次、性別誤認トリックについて。性別誤認トリックについて個人的には前々からちょっと嫌だなーと思っていて、それは何故かというと、性別誤認トリックって(言葉では多様性うんぬんと言いながら)「実は同性同士のカップルだった」ということをびっくり要素として使ったり、逆に性別誤認トリックを使って男女恋愛を引き立たせたり、そういう風に性別誤認トリックはステレオタイプを利用する形になってしまうので、そういうの古くない?という気持ちが割とありました。
(古いというのはご時世がどうこうと言いたいだけでもなくて、いつまでそれをびっくり要素として扱うつもり?今更?ということ)
でもこの作品は、けっこう前の作品であるにも拘わらず、そういうタイプの嫌さはあんまり感じなかったです。上で書いたように他者に対して想像をめぐらせることのあれこれを描いている作品なので、「ハサミ男と名付けられたシリアルキラーが女性だった」というのは「実は女だった」ということが単なるびっくり要素にはなっていません。シリアルキラーの犯罪心理をはかろうとする世間が、そもそも性別のわからない殺人鬼に「ハサミ男」と名付けていた。これは、上で語ったような作品のテーマにつながるもので、性別誤認トリックを巧みに使った作劇と言えるんじゃないかと思います。

 

叙述トリックがあると知ってしまっていたのもあって、性別誤認トリックについては途中で薄々そうなのかなーと思いながら読んでいました。タイトルにハサミ男とあるにも拘わらず「わたし」が男性であるような明示的な描写がないこと、ジェイムズ・ティプトリー・ジュニア(男性名で発表していた女性SF作家)の名前があがっていたこと、第一発見者が男と女でありダウン・ジャケットの描写は男性側だけにあったことなどもヒントだったのかなーと思います。

 

性別誤認トリックよりも周到だな~と思ったのは警察が真犯人を追い詰める過程に関する伏線で、こっちにはすっかり騙されてしまいました。

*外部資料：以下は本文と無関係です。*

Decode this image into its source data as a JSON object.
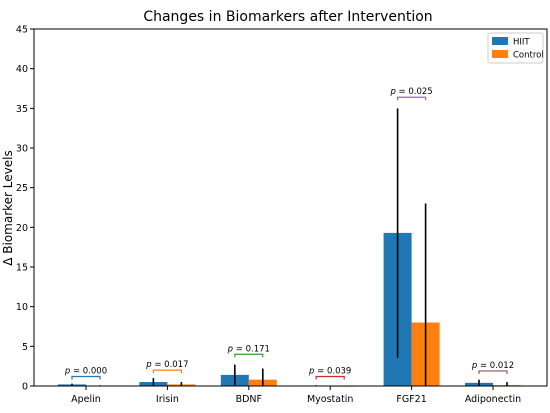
{
  "chart_data": {
    "type": "bar",
    "title": "Changes in Biomarkers after Intervention",
    "xlabel": "",
    "ylabel": "Δ Biomarker Levels",
    "ylim": [
      0,
      45
    ],
    "yticks": [
      0,
      5,
      10,
      15,
      20,
      25,
      30,
      35,
      40,
      45
    ],
    "categories": [
      "Apelin",
      "Irisin",
      "BDNF",
      "Myostatin",
      "FGF21",
      "Adiponectin"
    ],
    "series": [
      {
        "name": "HIIT",
        "color": "#1f77b4",
        "values": [
          0.2,
          0.5,
          1.4,
          0.05,
          19.3,
          0.4
        ],
        "errors": [
          0.1,
          0.5,
          1.3,
          0.05,
          15.7,
          0.4
        ]
      },
      {
        "name": "Control",
        "color": "#ff7f0e",
        "values": [
          0.05,
          0.2,
          0.8,
          0.02,
          8.0,
          0.1
        ],
        "errors": [
          0.05,
          0.3,
          1.4,
          0.05,
          15.0,
          0.4
        ]
      }
    ],
    "annotations": [
      {
        "category": "Apelin",
        "text": "p = 0.000",
        "y": 1.2,
        "color": "#1f77b4"
      },
      {
        "category": "Irisin",
        "text": "p = 0.017",
        "y": 2.0,
        "color": "#ff7f0e"
      },
      {
        "category": "BDNF",
        "text": "p = 0.171",
        "y": 4.0,
        "color": "#2ca02c"
      },
      {
        "category": "Myostatin",
        "text": "p = 0.039",
        "y": 1.2,
        "color": "#d62728"
      },
      {
        "category": "FGF21",
        "text": "p = 0.025",
        "y": 36.4,
        "color": "#9467bd"
      },
      {
        "category": "Adiponectin",
        "text": "p = 0.012",
        "y": 1.9,
        "color": "#8c564b"
      }
    ],
    "legend_position": "top-right",
    "grid": false
  }
}
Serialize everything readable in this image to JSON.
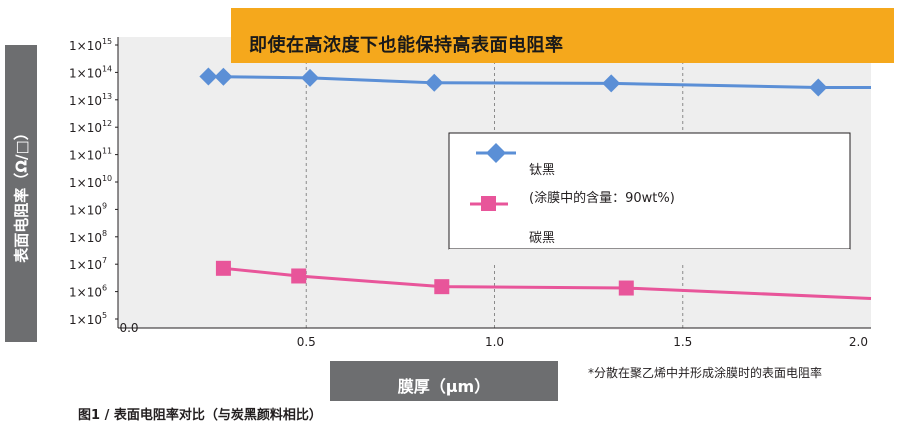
{
  "banner": {
    "text": "即使在高浓度下也能保持高表面电阻率"
  },
  "y_axis_title": "表面电阻率（Ω/□）",
  "x_axis_title": "膜厚（μm）",
  "footnote": "*分散在聚乙烯中并形成涂膜时的表面电阻率",
  "caption": "图1 / 表面电阻率对比（与炭黑颜料相比）",
  "colors": {
    "titanium_black": "#5b8fd6",
    "carbon_black": "#e8559a",
    "banner": "#f5a81c",
    "label_box": "#6d6e70",
    "plot_bg": "#eeeeee"
  },
  "chart_data": {
    "type": "line",
    "xlabel": "膜厚（μm）",
    "ylabel": "表面电阻率（Ω/□）",
    "xlim": [
      0.0,
      2.0
    ],
    "ylim": [
      5,
      15
    ],
    "y_scale": "log10",
    "x_tick_labels": [
      "0.0",
      "0.5",
      "1.0",
      "1.5",
      "2.0"
    ],
    "y_tick_labels": [
      "1×10^5",
      "1×10^6",
      "1×10^7",
      "1×10^8",
      "1×10^9",
      "1×10^10",
      "1×10^11",
      "1×10^12",
      "1×10^13",
      "1×10^14",
      "1×10^15"
    ],
    "grid": "vertical dashed",
    "legend": {
      "placement": "center-right",
      "entries": [
        "钛黑",
        "(涂膜中的含量：90wt%)",
        "碳黑"
      ]
    },
    "series": [
      {
        "name": "钛黑",
        "marker": "diamond",
        "color": "#5b8fd6",
        "points": [
          [
            0.24,
            13.85
          ],
          [
            0.28,
            13.84
          ],
          [
            0.51,
            13.8
          ],
          [
            0.84,
            13.62
          ],
          [
            1.31,
            13.6
          ],
          [
            1.86,
            13.45
          ]
        ],
        "line_end": [
          2.0,
          13.45
        ]
      },
      {
        "name": "碳黑",
        "marker": "square",
        "color": "#e8559a",
        "points": [
          [
            0.28,
            6.85
          ],
          [
            0.48,
            6.57
          ],
          [
            0.86,
            6.18
          ],
          [
            1.35,
            6.13
          ]
        ],
        "line_end": [
          2.0,
          5.75
        ]
      }
    ]
  }
}
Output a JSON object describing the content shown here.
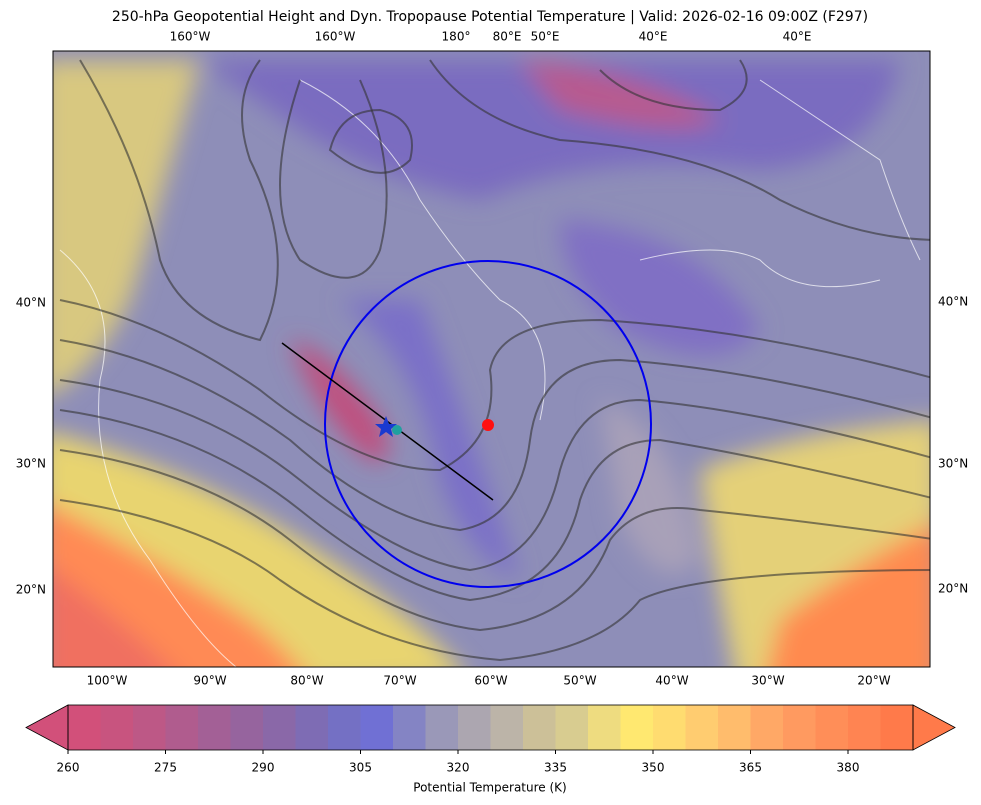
{
  "title": "250-hPa Geopotential Height and Dyn. Tropopause Potential Temperature   |  Valid: 2026-02-16 09:00Z (F297)",
  "map": {
    "top_labels": [
      "160°W",
      "160°W",
      "180°",
      "80°E",
      "50°E",
      "40°E",
      "40°E"
    ],
    "left_labels": [
      "40°N",
      "30°N",
      "20°N"
    ],
    "right_labels": [
      "40°N",
      "30°N",
      "20°N"
    ],
    "bottom_labels": [
      "100°W",
      "90°W",
      "80°W",
      "70°W",
      "60°W",
      "50°W",
      "40°W",
      "30°W",
      "20°W"
    ]
  },
  "colorbar": {
    "label": "Potential Temperature (K)",
    "range": [
      260,
      390
    ],
    "ticks": [
      260,
      275,
      290,
      305,
      320,
      335,
      350,
      365,
      380
    ],
    "colors": [
      "#d2507a",
      "#c8547f",
      "#bd5886",
      "#b05c8e",
      "#a36096",
      "#96649e",
      "#8a68a8",
      "#7e6cb4",
      "#7470c4",
      "#7070d4",
      "#8484c4",
      "#9a98b8",
      "#aca6b0",
      "#bcb4a8",
      "#ccc098",
      "#d8cc90",
      "#eedc80",
      "#ffe870",
      "#ffdc70",
      "#ffcc70",
      "#ffbc6c",
      "#ffa866",
      "#ff9a60",
      "#ff8e58",
      "#ff8452",
      "#ff7a4a"
    ]
  }
}
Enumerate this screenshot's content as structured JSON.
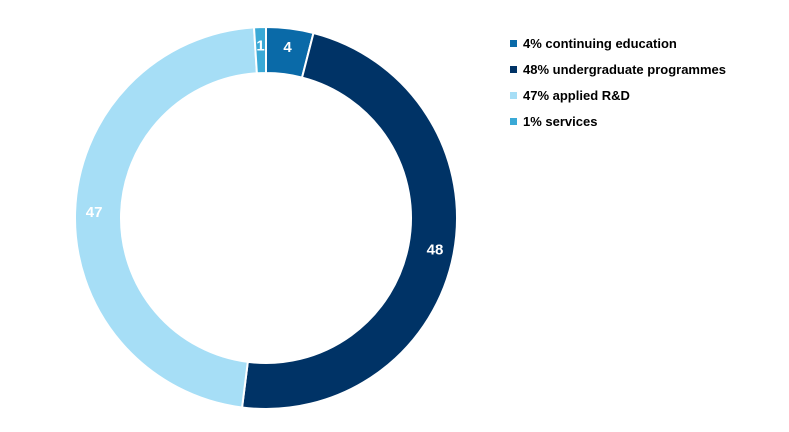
{
  "chart_data": {
    "type": "pie",
    "donut": true,
    "categories": [
      "continuing education",
      "undergraduate programmes",
      "applied R&D",
      "services"
    ],
    "values": [
      4,
      48,
      47,
      1
    ],
    "colors": [
      "#0a6aa8",
      "#003366",
      "#a6def6",
      "#3aa9d6"
    ],
    "slice_labels": [
      "4",
      "48",
      "47",
      "1"
    ],
    "legend": [
      "4% continuing education",
      "48% undergraduate programmes",
      "47% applied R&D",
      "1% services"
    ],
    "legend_placement": "top-right"
  }
}
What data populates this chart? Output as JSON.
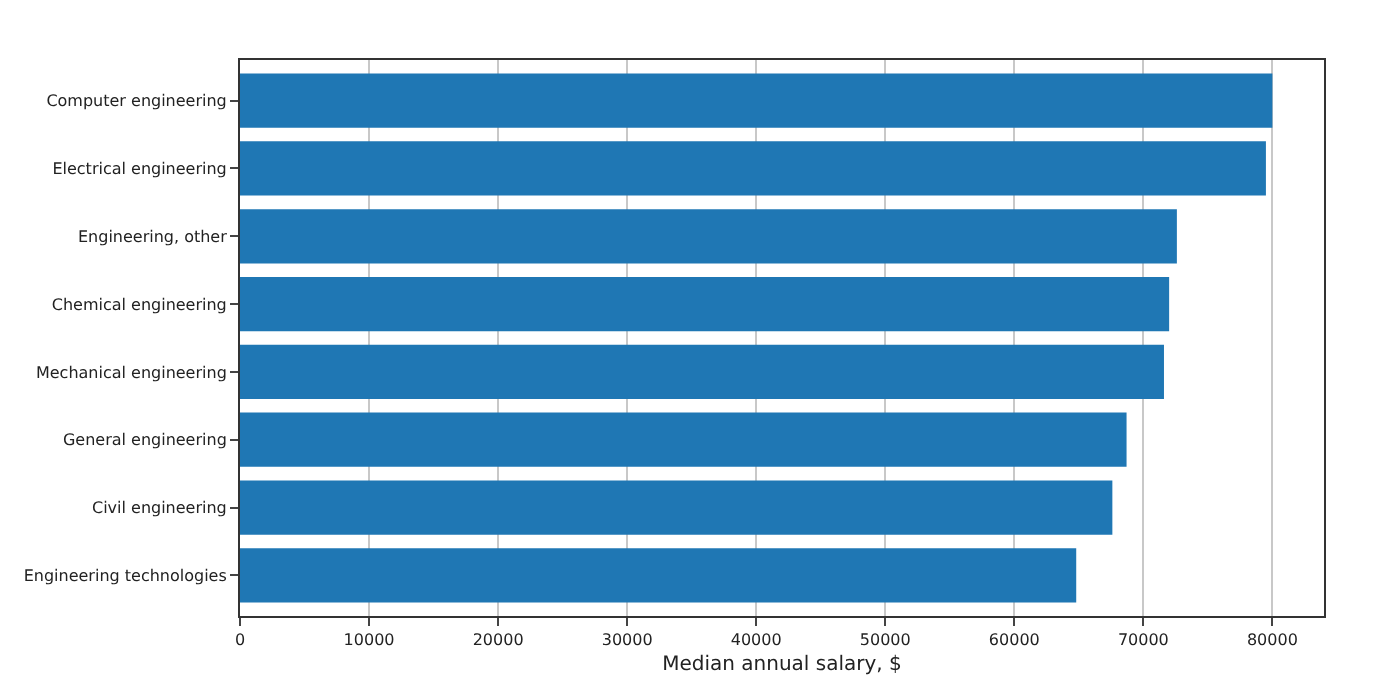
{
  "chart_data": {
    "type": "bar",
    "orientation": "horizontal",
    "xlabel": "Median annual salary, $",
    "categories": [
      "Computer engineering",
      "Electrical engineering",
      "Engineering, other",
      "Chemical engineering",
      "Mechanical engineering",
      "General engineering",
      "Civil engineering",
      "Engineering technologies"
    ],
    "values": [
      80000,
      79500,
      72600,
      72000,
      71600,
      68700,
      67600,
      64800
    ],
    "color": "#1f77b4",
    "xlim": [
      0,
      84000
    ],
    "xticks": [
      0,
      10000,
      20000,
      30000,
      40000,
      50000,
      60000,
      70000,
      80000
    ],
    "grid": "x"
  }
}
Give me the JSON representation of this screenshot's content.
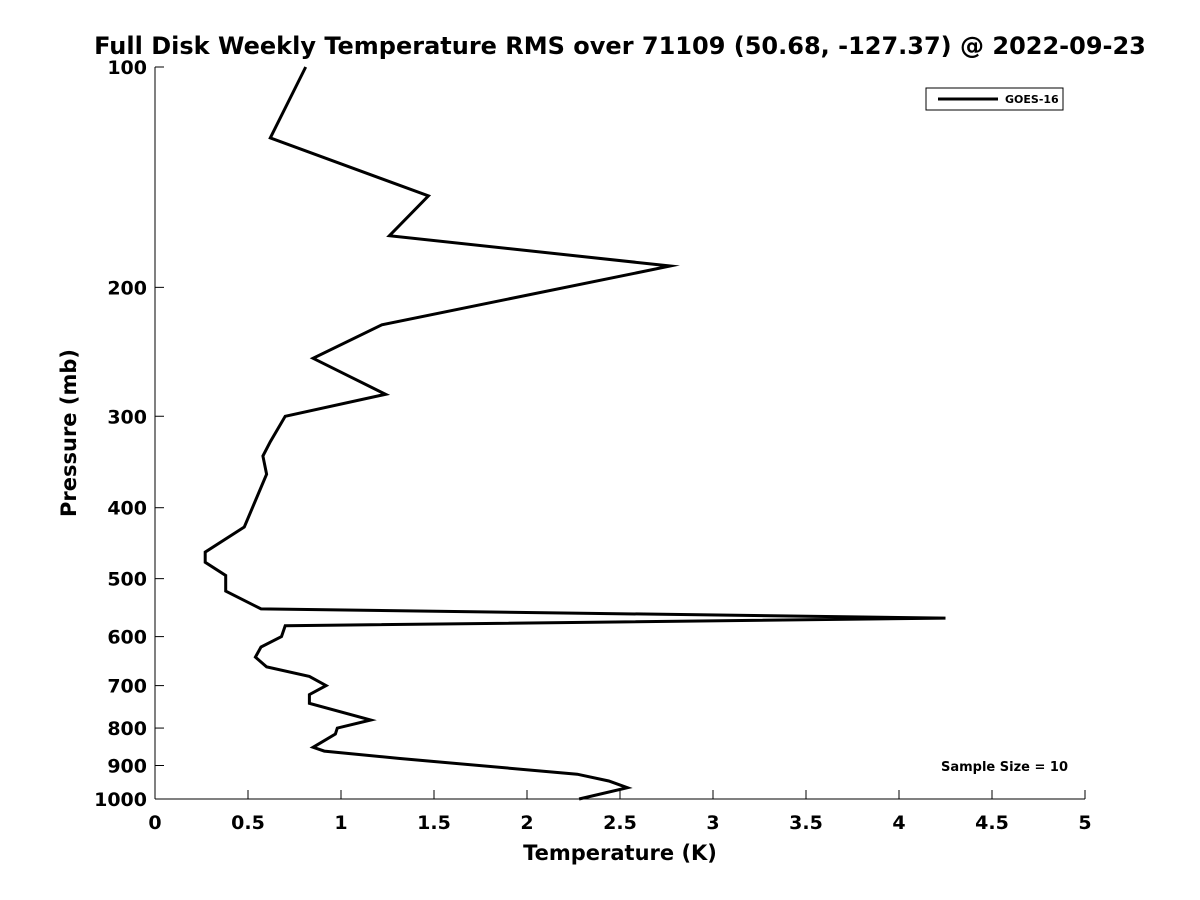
{
  "chart_data": {
    "type": "line",
    "title": "Full Disk Weekly Temperature RMS over 71109 (50.68, -127.37) @ 2022-09-23",
    "xlabel": "Temperature (K)",
    "ylabel": "Pressure (mb)",
    "xlim": [
      0,
      5
    ],
    "ylim": [
      100,
      1000
    ],
    "y_scale": "log",
    "y_reversed": true,
    "grid": false,
    "x_ticks": [
      0,
      0.5,
      1,
      1.5,
      2,
      2.5,
      3,
      3.5,
      4,
      4.5,
      5
    ],
    "x_tick_labels": [
      "0",
      "0.5",
      "1",
      "1.5",
      "2",
      "2.5",
      "3",
      "3.5",
      "4",
      "4.5",
      "5"
    ],
    "y_ticks": [
      100,
      200,
      300,
      400,
      500,
      600,
      700,
      800,
      900,
      1000
    ],
    "y_tick_labels": [
      "100",
      "200",
      "300",
      "400",
      "500",
      "600",
      "700",
      "800",
      "900",
      "1000"
    ],
    "legend_position": "top-right",
    "annotation": "Sample Size = 10",
    "series": [
      {
        "name": "GOES-16",
        "color": "#000000",
        "points": [
          {
            "x": 0.81,
            "y": 100
          },
          {
            "x": 0.62,
            "y": 125
          },
          {
            "x": 1.47,
            "y": 150
          },
          {
            "x": 1.26,
            "y": 170
          },
          {
            "x": 2.77,
            "y": 187
          },
          {
            "x": 1.22,
            "y": 225
          },
          {
            "x": 0.85,
            "y": 250
          },
          {
            "x": 1.05,
            "y": 265
          },
          {
            "x": 1.24,
            "y": 280
          },
          {
            "x": 0.7,
            "y": 300
          },
          {
            "x": 0.62,
            "y": 325
          },
          {
            "x": 0.58,
            "y": 340
          },
          {
            "x": 0.6,
            "y": 360
          },
          {
            "x": 0.48,
            "y": 425
          },
          {
            "x": 0.27,
            "y": 460
          },
          {
            "x": 0.27,
            "y": 475
          },
          {
            "x": 0.38,
            "y": 495
          },
          {
            "x": 0.38,
            "y": 520
          },
          {
            "x": 0.57,
            "y": 550
          },
          {
            "x": 4.25,
            "y": 566
          },
          {
            "x": 0.7,
            "y": 580
          },
          {
            "x": 0.68,
            "y": 600
          },
          {
            "x": 0.57,
            "y": 620
          },
          {
            "x": 0.54,
            "y": 640
          },
          {
            "x": 0.6,
            "y": 660
          },
          {
            "x": 0.83,
            "y": 680
          },
          {
            "x": 0.92,
            "y": 700
          },
          {
            "x": 0.83,
            "y": 720
          },
          {
            "x": 0.83,
            "y": 740
          },
          {
            "x": 1.16,
            "y": 780
          },
          {
            "x": 0.98,
            "y": 800
          },
          {
            "x": 0.97,
            "y": 815
          },
          {
            "x": 0.85,
            "y": 850
          },
          {
            "x": 0.91,
            "y": 860
          },
          {
            "x": 1.31,
            "y": 880
          },
          {
            "x": 2.27,
            "y": 925
          },
          {
            "x": 2.44,
            "y": 945
          },
          {
            "x": 2.54,
            "y": 965
          },
          {
            "x": 2.28,
            "y": 1000
          }
        ]
      }
    ]
  }
}
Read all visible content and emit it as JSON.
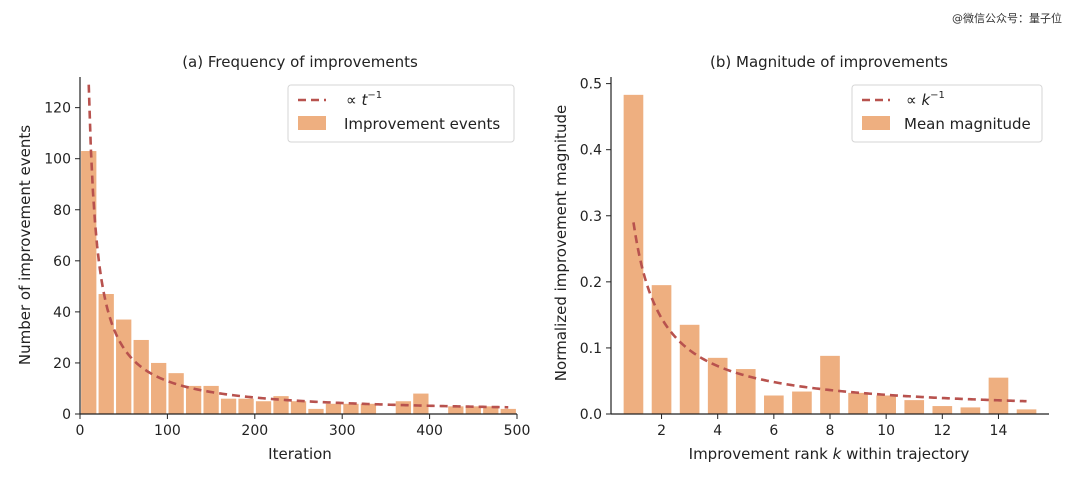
{
  "watermark": "@微信公众号：量子位",
  "chart_data": [
    {
      "type": "bar",
      "title": "(a) Frequency of improvements",
      "xlabel": "Iteration",
      "ylabel": "Number of improvement events",
      "xlim": [
        0,
        500
      ],
      "ylim": [
        0,
        132
      ],
      "xticks": [
        0,
        100,
        200,
        300,
        400,
        500
      ],
      "yticks": [
        0,
        20,
        40,
        60,
        80,
        100,
        120
      ],
      "bar_width": 17.5,
      "bars": {
        "name": "Improvement events",
        "x": [
          10,
          30,
          50,
          70,
          90,
          110,
          130,
          150,
          170,
          190,
          210,
          230,
          250,
          270,
          290,
          310,
          330,
          350,
          370,
          390,
          410,
          430,
          450,
          470,
          490
        ],
        "values": [
          103,
          47,
          37,
          29,
          20,
          16,
          11,
          11,
          6,
          6,
          5,
          7,
          5,
          2,
          4,
          4,
          4,
          0,
          5,
          8,
          0,
          3,
          3,
          3,
          2
        ]
      },
      "fit": {
        "name_prefix": "∝ ",
        "name_var": "t",
        "name_exp": "−1",
        "coefficient": 1290,
        "x_start": 10,
        "x_end": 490
      },
      "legend": "top-right",
      "grid": false,
      "colors": {
        "bar": "#EEAF80",
        "fit": "#B8524E"
      }
    },
    {
      "type": "bar",
      "title": "(b) Magnitude of improvements",
      "xlabel_pre": "Improvement rank ",
      "xlabel_var": "k",
      "xlabel_post": " within trajectory",
      "ylabel": "Normalized improvement magnitude",
      "xlim": [
        0.2,
        15.8
      ],
      "ylim": [
        0,
        0.51
      ],
      "xticks": [
        2,
        4,
        6,
        8,
        10,
        12,
        14
      ],
      "yticks": [
        "0.0",
        "0.1",
        "0.2",
        "0.3",
        "0.4",
        "0.5"
      ],
      "bar_width": 0.7,
      "bars": {
        "name": "Mean magnitude",
        "x": [
          1,
          2,
          3,
          4,
          5,
          6,
          7,
          8,
          9,
          10,
          11,
          12,
          13,
          14,
          15
        ],
        "values": [
          0.483,
          0.195,
          0.135,
          0.085,
          0.068,
          0.028,
          0.034,
          0.088,
          0.032,
          0.028,
          0.021,
          0.012,
          0.01,
          0.055,
          0.007
        ]
      },
      "fit": {
        "name_prefix": "∝ ",
        "name_var": "k",
        "name_exp": "−1",
        "coefficient": 0.29,
        "x_start": 1,
        "x_end": 15
      },
      "legend": "top-right",
      "grid": false,
      "colors": {
        "bar": "#EEAF80",
        "fit": "#B8524E"
      }
    }
  ]
}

何より、警察が単なる噛ませ犬ではなかったのが良かったです。「警察の描写をこんなに長々と書いて警察が噛ませ犬だったら許さないからな!」と思いながら読んでいたので。ハサミ男模倣犯の凶器の違いに至ることができたシーンも、警察らしい捜査で真相に迫っていて、わくわくしました。

もっとも本物のハサミ男を取り逃がしてしまうわけですが、それに関しては今回の事件の犯人ではないので仕方ないんじゃないかと思います。今回登場している目黒西署のメンバーが捜査にあたっていたのは、あくまで今回の事件ですから。

あと、全体的に1999年の作品っぽい雰囲気が漂っていました。なんかそういうのもステレオタイプじゃん、とは思いつつ。